In Situ Monitoring Intracellular Structural Change of Nanovehicles through Photoacoustic Signals Based on Phenylboronate-Linked RGD-Dextran/Purpurin 18 Conjugates

The stimuli-responsive polymeric nanocarriers have been studied extensively, and their structural changes in cells are important for the controlled intracellular drug release. The present work reported RGD-dextran/purpurin 18 conjugates with pH-responsive phenylboronate as spacer for monitoring the structural change of nanovehicles through ratiometric photoacoustic (PA) signal. Phenylboronic acid modified purpurin 18 (NPBA-P18) could attach onto the RGD-decorated dextran (RGD-Dex), and the resulting RGD-Dex/NPBA-P18 (RDNP) conjugates with different molar ratios of RGD-Dex and NPBA-P18 were prepared. When the moles of NPBA-P18 were equivalent to more than triple of RGD-Dex, the single-stranded RDNP conjugates could self-assemble into nanoparticles in aqueous solution due to the fairly strong hydrophobicity of NPBA-P18. The pH-responsive aggregations of NPBA-P18 were investigated by UV-vis, fluorescence, and circular dichroism spectra, as well as transmission electron microscope.

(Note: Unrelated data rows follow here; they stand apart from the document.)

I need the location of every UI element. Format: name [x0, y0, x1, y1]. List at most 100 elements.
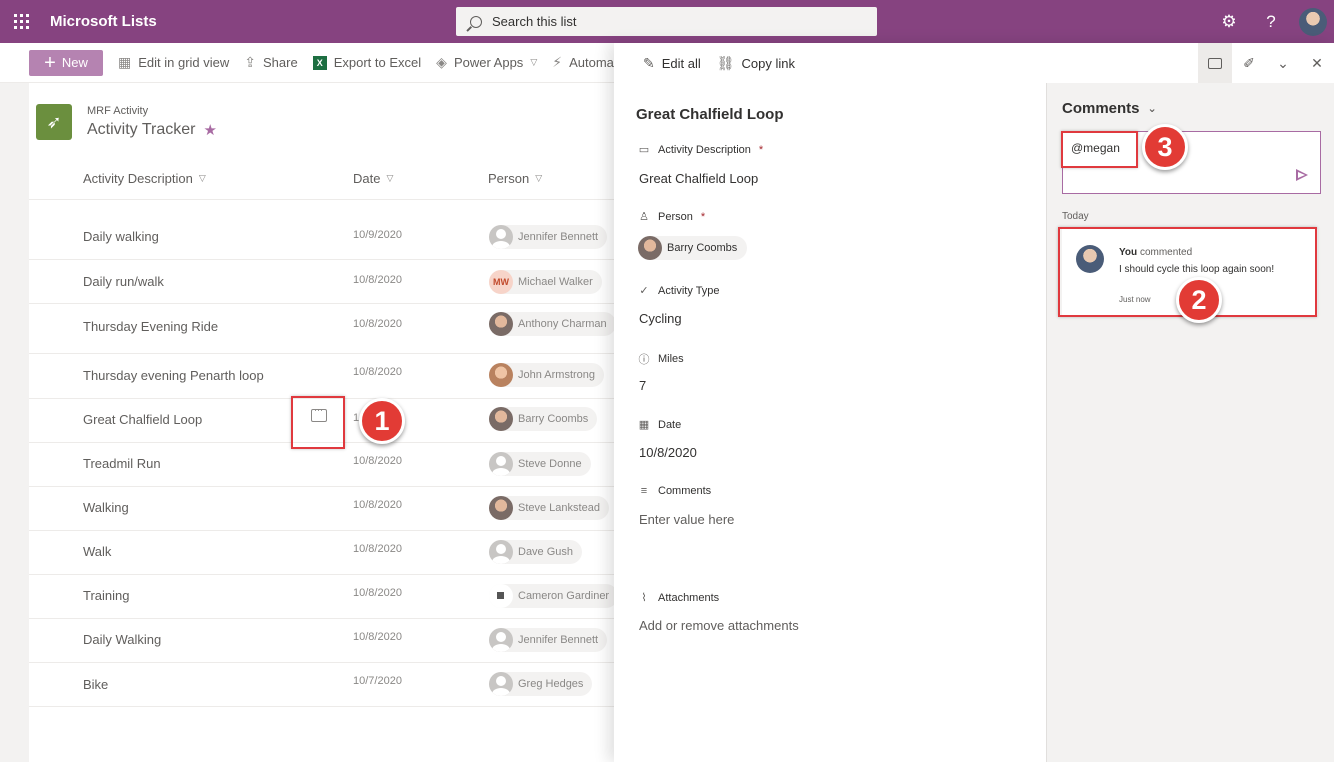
comments-pane: Comments ⌄ @megan Today You commented I s… [1046, 83, 1334, 762]
automate-icon: ⚡ [552, 54, 563, 70]
table-row[interactable]: Thursday Evening Ride 10/8/2020 Anthony … [29, 304, 616, 354]
item-form: Great Chalfield Loop ▭ Activity Descripti… [614, 83, 1046, 762]
row-description: Bike [83, 677, 109, 692]
share-button[interactable]: ⇪ Share [244, 54, 297, 71]
app-name[interactable]: Microsoft Lists [50, 13, 157, 30]
list-rows: Daily walking 10/9/2020 Jennifer Bennett… [29, 215, 619, 707]
person-chip[interactable]: Jennifer Bennett [489, 225, 608, 249]
row-description: Great Chalfield Loop [83, 412, 203, 427]
row-description: Thursday evening Penarth loop [83, 368, 264, 383]
form-edit-icon: ✐ [1243, 54, 1255, 71]
avatar [638, 236, 662, 260]
power-apps-button[interactable]: ◈ Power Apps ▽ [436, 54, 537, 71]
miles-field[interactable]: 7 [639, 378, 646, 393]
avatar [489, 452, 513, 476]
avatar [489, 363, 513, 387]
row-date: 10/8/2020 [353, 587, 402, 599]
field-label-activity-description: ▭ Activity Description * [638, 143, 764, 157]
search-input[interactable]: Search this list [456, 7, 877, 36]
search-icon [470, 15, 482, 28]
avatar [489, 312, 513, 336]
close-icon: ✕ [1311, 54, 1323, 71]
pencil-icon: ✎ [643, 54, 655, 71]
automate-button[interactable]: ⚡ Automa [552, 54, 614, 71]
power-apps-icon: ◈ [436, 54, 447, 70]
grid-icon: ▦ [118, 54, 132, 70]
chevron-down-icon: ⌄ [1147, 103, 1157, 115]
row-description: Daily Walking [83, 632, 162, 647]
comments-header[interactable]: Comments ⌄ [1062, 100, 1157, 117]
export-excel-button[interactable]: X Export to Excel [312, 55, 421, 70]
edit-all-button[interactable]: ✎ Edit all [643, 55, 701, 72]
edit-grid-button[interactable]: ▦ Edit in grid view [118, 54, 229, 71]
site-name[interactable]: MRF Activity [87, 105, 217, 117]
activity-description-field[interactable]: Great Chalfield Loop [639, 171, 758, 186]
table-row[interactable]: Daily Walking 10/8/2020 Jennifer Bennett [29, 619, 614, 663]
attachments-link[interactable]: Add or remove attachments [639, 618, 799, 633]
field-label-comments: ≡ Comments [638, 485, 711, 497]
person-chip[interactable]: John Armstrong [489, 363, 605, 387]
field-label-person: ♙ Person * [639, 210, 706, 224]
date-field[interactable]: 10/8/2020 [639, 445, 697, 460]
check-circle-icon: ✓ [639, 285, 649, 297]
gear-icon[interactable]: ⚙ [1208, 0, 1250, 43]
column-headers: Activity Description ▽ Date ▽ Person ▽ [29, 158, 614, 200]
new-button[interactable]: + New [29, 49, 103, 76]
table-row[interactable]: Daily walking 10/9/2020 Jennifer Bennett [29, 215, 614, 260]
send-icon[interactable] [1296, 169, 1308, 181]
table-row[interactable]: Training 10/8/2020 Cameron Gardiner [29, 575, 619, 619]
person-chip[interactable]: Steve Donne [489, 452, 591, 476]
row-date: 10/8/2020 [353, 631, 402, 643]
user-avatar[interactable] [1299, 7, 1327, 36]
table-row[interactable]: Daily run/walk 10/8/2020 MW Michael Walke… [29, 260, 614, 304]
list-header: ➶ MRF Activity Activity Tracker ★ [36, 104, 217, 140]
person-field[interactable]: Barry Coombs [638, 236, 748, 260]
table-row[interactable]: Bike 10/7/2020 Greg Hedges [29, 663, 614, 707]
help-icon[interactable]: ? [1250, 0, 1292, 43]
comments-toggle-button[interactable] [1198, 43, 1232, 83]
row-date: 10/8/2020 [353, 318, 402, 330]
person-chip[interactable]: MW Michael Walker [489, 270, 602, 294]
table-row[interactable]: Walking 10/8/2020 Steve Lankstead [29, 487, 614, 531]
comment-group-label: Today [1062, 211, 1089, 222]
edit-form-button[interactable]: ✐ [1232, 43, 1266, 83]
more-options-button[interactable]: ⌄ [1266, 43, 1300, 83]
row-date: 10/7/2020 [353, 675, 402, 687]
table-row[interactable]: Thursday evening Penarth loop 10/8/2020 … [29, 354, 614, 399]
person-chip[interactable]: Dave Gush [489, 540, 583, 564]
person-chip[interactable]: Greg Hedges [489, 672, 593, 696]
copy-link-button[interactable]: ⛓ Copy link [717, 55, 795, 72]
person-chip[interactable]: Steve Lankstead [489, 496, 609, 520]
row-description: Daily walking [83, 229, 159, 244]
excel-icon: X [312, 55, 327, 70]
highlight-box-1 [291, 396, 345, 449]
person-chip[interactable]: Barry Coombs [489, 407, 598, 431]
avatar [489, 225, 513, 249]
row-date: 10/9/2020 [353, 229, 402, 241]
chevron-down-icon: ▽ [386, 173, 394, 183]
star-icon[interactable]: ★ [203, 121, 216, 139]
row-description: Daily run/walk [83, 274, 164, 289]
table-row[interactable]: Walk 10/8/2020 Dave Gush [29, 531, 614, 575]
multiline-text-icon: ≡ [640, 485, 648, 497]
table-row[interactable]: Treadmil Run 10/8/2020 Steve Donne [29, 443, 614, 487]
column-person[interactable]: Person ▽ [488, 171, 542, 186]
app-launcher-icon[interactable] [0, 0, 43, 43]
avatar: MW [489, 270, 513, 294]
avatar [489, 540, 513, 564]
row-description: Walk [83, 544, 112, 559]
comments-field[interactable]: Enter value here [639, 512, 734, 527]
avatar [489, 496, 513, 520]
avatar [489, 584, 513, 608]
activity-type-field[interactable]: Cycling [639, 311, 682, 326]
field-label-attachments: ⌇ Attachments [638, 591, 719, 605]
column-date[interactable]: Date ▽ [353, 171, 393, 186]
share-icon: ⇪ [244, 54, 257, 70]
person-chip[interactable]: Anthony Charman [489, 312, 616, 336]
person-chip[interactable]: Jennifer Bennett [489, 628, 608, 652]
close-button[interactable]: ✕ [1300, 43, 1334, 83]
step-badge-1: 1 [359, 398, 405, 444]
comment-icon [1208, 54, 1222, 69]
person-chip[interactable]: Cameron Gardiner [489, 584, 619, 608]
column-activity-description[interactable]: Activity Description ▽ [83, 171, 206, 186]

Based on distinct PA signals between monomeric and aggregated state, ratiometric PA signal of I-750/I-710 could be presented to trace the structural change progress. Compared with RDNP single chains, the nanoparticles exhibited effective cellular internalization through endocytosis pathway. Furthermore, the nanoparticles could form well-ordered aggregates responding to intracellular acidic environment, and the resulting structural change was also monitored by ratiometric PA signal. Therefore, the noninvasive PA approach could provide a deep insight into monitoring the intracellular structural change process of stimuli-responsive nanocarriers.